Now that auth works with the long-lived API key, two latent bugs in
the Brev E2E harness surface immediately:
1. 'Cannot find module ../dist/nemoclaw' when the test-harness
invokes bin/nemoclaw.js for pre-flight sandbox-name validation.
The workflow runs 'npm install --ignore-scripts' (to avoid the
git-hook installer) which skips the 'prepare' script that would
otherwise build dist/. Add an explicit 'npm run build:cli' step
after install.
2. 'listBrevInstances(...).some is not a function' inside the
cleanupLeftoverInstance beforeAll hook. The v0.6.324 'brev ls
--json' output is no longer a bare array (v0.6.322 was) \u2014
it now returns either null or an object wrapper. Make the
parser defensive about array/{workspaces}/empty shapes so
CLI version drift never breaks the harness again.
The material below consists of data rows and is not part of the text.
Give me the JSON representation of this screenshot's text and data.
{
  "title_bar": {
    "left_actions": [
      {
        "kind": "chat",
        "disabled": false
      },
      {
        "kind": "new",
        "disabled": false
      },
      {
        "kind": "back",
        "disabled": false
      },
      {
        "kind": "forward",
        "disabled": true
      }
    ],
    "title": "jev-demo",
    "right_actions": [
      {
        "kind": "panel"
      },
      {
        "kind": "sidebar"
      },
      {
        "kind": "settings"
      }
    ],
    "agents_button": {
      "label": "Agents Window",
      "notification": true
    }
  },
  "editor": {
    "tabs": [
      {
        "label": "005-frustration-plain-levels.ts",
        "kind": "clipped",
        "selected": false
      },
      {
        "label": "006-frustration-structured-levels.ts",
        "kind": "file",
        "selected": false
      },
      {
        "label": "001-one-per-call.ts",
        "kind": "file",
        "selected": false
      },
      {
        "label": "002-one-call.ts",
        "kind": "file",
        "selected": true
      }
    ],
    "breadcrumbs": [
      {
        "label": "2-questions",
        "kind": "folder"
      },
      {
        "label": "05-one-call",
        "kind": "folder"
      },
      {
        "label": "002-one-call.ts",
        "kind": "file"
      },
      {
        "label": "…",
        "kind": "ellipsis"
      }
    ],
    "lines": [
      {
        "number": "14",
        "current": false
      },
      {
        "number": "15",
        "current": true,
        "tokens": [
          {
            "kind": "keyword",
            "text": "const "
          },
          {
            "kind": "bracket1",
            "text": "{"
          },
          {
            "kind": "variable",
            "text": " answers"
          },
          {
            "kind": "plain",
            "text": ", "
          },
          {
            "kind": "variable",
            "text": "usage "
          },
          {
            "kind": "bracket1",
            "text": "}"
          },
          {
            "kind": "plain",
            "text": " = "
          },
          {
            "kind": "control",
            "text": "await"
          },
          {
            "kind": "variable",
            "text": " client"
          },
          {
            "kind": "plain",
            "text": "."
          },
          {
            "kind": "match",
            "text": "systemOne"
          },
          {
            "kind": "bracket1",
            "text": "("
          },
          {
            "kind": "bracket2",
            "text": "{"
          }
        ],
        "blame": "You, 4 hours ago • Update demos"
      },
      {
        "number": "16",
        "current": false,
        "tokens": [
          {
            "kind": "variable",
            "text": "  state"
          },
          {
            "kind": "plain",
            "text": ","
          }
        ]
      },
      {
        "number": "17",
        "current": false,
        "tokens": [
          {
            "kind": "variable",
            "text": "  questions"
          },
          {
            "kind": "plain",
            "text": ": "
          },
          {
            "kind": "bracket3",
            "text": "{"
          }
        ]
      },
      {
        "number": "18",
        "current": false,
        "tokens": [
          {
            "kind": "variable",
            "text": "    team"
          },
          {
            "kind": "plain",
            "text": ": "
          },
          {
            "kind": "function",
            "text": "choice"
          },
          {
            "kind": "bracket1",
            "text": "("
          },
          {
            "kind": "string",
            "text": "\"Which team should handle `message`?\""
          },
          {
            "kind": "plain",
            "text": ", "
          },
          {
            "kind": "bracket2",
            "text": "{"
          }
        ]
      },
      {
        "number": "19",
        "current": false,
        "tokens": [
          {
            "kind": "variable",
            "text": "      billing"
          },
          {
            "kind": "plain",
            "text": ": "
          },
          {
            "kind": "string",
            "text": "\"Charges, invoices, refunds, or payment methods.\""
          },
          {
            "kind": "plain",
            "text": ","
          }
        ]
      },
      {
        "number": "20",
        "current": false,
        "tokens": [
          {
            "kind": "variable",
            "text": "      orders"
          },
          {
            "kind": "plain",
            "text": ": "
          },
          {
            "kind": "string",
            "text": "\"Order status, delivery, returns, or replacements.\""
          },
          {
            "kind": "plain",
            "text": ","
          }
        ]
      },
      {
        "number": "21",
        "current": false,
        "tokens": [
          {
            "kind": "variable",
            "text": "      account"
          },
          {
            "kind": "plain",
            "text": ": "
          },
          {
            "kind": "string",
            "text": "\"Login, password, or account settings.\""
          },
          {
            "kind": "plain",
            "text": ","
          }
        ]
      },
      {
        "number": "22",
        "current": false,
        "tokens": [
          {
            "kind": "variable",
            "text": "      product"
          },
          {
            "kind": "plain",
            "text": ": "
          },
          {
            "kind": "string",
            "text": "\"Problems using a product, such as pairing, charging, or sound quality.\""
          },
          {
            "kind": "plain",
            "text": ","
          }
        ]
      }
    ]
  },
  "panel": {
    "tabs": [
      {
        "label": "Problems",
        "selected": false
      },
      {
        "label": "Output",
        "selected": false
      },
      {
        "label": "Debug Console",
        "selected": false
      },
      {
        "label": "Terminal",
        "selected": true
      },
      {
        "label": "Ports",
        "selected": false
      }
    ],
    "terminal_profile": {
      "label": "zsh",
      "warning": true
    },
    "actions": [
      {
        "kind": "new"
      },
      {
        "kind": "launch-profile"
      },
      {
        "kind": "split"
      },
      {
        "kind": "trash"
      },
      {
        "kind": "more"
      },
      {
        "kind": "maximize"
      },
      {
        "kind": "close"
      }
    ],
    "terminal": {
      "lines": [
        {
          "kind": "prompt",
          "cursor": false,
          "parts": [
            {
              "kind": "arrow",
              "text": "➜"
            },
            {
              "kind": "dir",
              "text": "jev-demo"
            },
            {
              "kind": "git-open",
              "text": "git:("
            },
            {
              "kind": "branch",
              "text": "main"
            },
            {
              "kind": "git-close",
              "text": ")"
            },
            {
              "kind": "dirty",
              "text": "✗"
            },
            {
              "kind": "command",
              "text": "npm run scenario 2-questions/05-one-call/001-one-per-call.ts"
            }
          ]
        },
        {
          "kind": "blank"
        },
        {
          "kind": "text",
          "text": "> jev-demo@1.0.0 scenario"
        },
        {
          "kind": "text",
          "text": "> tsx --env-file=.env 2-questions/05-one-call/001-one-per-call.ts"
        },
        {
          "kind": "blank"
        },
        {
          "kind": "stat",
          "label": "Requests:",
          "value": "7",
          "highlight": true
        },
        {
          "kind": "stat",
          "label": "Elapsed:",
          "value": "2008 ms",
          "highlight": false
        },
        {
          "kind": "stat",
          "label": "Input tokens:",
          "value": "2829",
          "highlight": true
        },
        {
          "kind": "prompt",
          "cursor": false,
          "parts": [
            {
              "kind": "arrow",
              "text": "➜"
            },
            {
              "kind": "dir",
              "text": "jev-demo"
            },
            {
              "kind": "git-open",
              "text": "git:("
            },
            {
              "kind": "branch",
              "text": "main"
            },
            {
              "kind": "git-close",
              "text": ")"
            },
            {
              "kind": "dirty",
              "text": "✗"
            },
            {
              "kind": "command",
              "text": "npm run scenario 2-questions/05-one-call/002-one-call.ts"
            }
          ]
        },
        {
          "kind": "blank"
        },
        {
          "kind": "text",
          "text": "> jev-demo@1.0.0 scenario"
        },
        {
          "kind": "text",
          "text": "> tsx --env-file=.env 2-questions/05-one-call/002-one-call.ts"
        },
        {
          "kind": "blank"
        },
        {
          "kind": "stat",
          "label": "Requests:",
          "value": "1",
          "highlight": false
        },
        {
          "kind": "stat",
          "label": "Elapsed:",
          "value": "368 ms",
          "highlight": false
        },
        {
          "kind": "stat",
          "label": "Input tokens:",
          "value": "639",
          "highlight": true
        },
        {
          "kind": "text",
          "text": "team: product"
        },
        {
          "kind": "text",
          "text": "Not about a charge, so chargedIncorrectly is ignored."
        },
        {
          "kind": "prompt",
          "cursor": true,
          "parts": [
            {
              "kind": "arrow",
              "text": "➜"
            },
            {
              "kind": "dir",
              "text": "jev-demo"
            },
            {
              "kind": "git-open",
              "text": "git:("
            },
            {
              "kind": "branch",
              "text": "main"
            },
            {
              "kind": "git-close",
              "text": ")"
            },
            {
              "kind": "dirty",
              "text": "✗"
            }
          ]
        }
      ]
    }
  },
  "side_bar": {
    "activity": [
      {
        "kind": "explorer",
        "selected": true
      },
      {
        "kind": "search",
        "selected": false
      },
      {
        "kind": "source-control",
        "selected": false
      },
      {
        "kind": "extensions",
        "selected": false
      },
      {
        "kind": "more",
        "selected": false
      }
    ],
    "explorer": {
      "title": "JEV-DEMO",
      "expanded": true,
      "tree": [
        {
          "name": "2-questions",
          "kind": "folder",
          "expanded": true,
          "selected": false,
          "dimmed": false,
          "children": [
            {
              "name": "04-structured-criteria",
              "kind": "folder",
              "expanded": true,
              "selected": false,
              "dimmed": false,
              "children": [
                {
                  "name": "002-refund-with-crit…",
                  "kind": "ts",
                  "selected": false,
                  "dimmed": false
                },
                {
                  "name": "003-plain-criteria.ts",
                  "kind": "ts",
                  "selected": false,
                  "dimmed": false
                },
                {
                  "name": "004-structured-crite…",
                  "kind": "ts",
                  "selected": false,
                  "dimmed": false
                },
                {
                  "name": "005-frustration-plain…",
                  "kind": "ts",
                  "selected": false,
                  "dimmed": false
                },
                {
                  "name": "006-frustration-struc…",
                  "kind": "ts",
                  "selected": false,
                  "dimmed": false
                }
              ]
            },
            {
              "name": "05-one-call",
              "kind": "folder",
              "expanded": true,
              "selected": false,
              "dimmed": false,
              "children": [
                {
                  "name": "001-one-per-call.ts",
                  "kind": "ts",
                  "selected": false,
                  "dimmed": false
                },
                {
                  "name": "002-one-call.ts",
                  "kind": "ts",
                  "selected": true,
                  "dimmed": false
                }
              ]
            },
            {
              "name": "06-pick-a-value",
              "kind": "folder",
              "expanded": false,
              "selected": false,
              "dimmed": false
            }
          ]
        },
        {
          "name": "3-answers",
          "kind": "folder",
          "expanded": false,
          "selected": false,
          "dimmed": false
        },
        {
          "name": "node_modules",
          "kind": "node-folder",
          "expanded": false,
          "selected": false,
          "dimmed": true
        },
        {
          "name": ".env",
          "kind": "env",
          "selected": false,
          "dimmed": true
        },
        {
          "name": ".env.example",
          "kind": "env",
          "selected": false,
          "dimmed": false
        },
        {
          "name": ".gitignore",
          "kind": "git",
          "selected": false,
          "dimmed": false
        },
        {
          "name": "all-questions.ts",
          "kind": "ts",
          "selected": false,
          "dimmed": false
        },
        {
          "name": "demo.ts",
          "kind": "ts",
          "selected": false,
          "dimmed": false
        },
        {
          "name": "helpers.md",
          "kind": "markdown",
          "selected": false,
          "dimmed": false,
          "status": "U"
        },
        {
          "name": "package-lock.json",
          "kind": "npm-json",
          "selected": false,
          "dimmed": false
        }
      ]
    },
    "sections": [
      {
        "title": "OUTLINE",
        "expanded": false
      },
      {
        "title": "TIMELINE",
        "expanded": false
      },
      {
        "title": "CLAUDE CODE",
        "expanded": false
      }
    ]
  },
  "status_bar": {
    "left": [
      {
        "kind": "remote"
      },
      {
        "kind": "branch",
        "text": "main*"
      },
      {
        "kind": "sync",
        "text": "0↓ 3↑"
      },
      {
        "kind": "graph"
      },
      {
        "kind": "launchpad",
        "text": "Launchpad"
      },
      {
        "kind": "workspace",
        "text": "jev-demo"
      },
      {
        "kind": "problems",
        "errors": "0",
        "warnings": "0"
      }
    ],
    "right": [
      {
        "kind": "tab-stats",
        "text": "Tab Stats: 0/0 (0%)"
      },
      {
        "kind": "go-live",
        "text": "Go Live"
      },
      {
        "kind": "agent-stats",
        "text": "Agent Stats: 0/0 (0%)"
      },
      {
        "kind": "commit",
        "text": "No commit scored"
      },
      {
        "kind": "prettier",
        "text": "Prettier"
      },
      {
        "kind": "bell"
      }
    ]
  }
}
Both were latent because the workflow has been dispatch-only with
an expired refresh-token for weeks; no run has made it past auth to
exercise these paths.
Previous defensive fix (98e680e) still produced '.some is not a function' on the fork validation run, which means brev ls --json is returning a shape my guards didn't cover. Two changes: 1. vitest.config.ts: the e2e-branch-validation project was still gated on BREV_API_TOKEN (old secret name). Gate on either the new BREV_API_KEY or legacy BREV_API_TOKEN so the project is explicitly enabled under the new auth. 2. test/e2e/brev-e2e.test.ts: make listBrevInstances() fully diagnostic. Separate the brev-call and JSON.parse try blocks, log the raw output + parsed shape when we can't find an array, and check a wider set of wrapper keys (workspaces, instances, data, result, items). Guarantees an array return + tells us what the real v0.6.324 shape is for a clean future fix.
The last 3 fork validation runs silently tested main instead of the
branch the dispatch targeted. The checkout step used:
ref: ${{ env.RESOLVED_BRANCH || inputs.branch || 'main' }}
But 'branch' is only defined on workflow_call, not workflow_dispatch.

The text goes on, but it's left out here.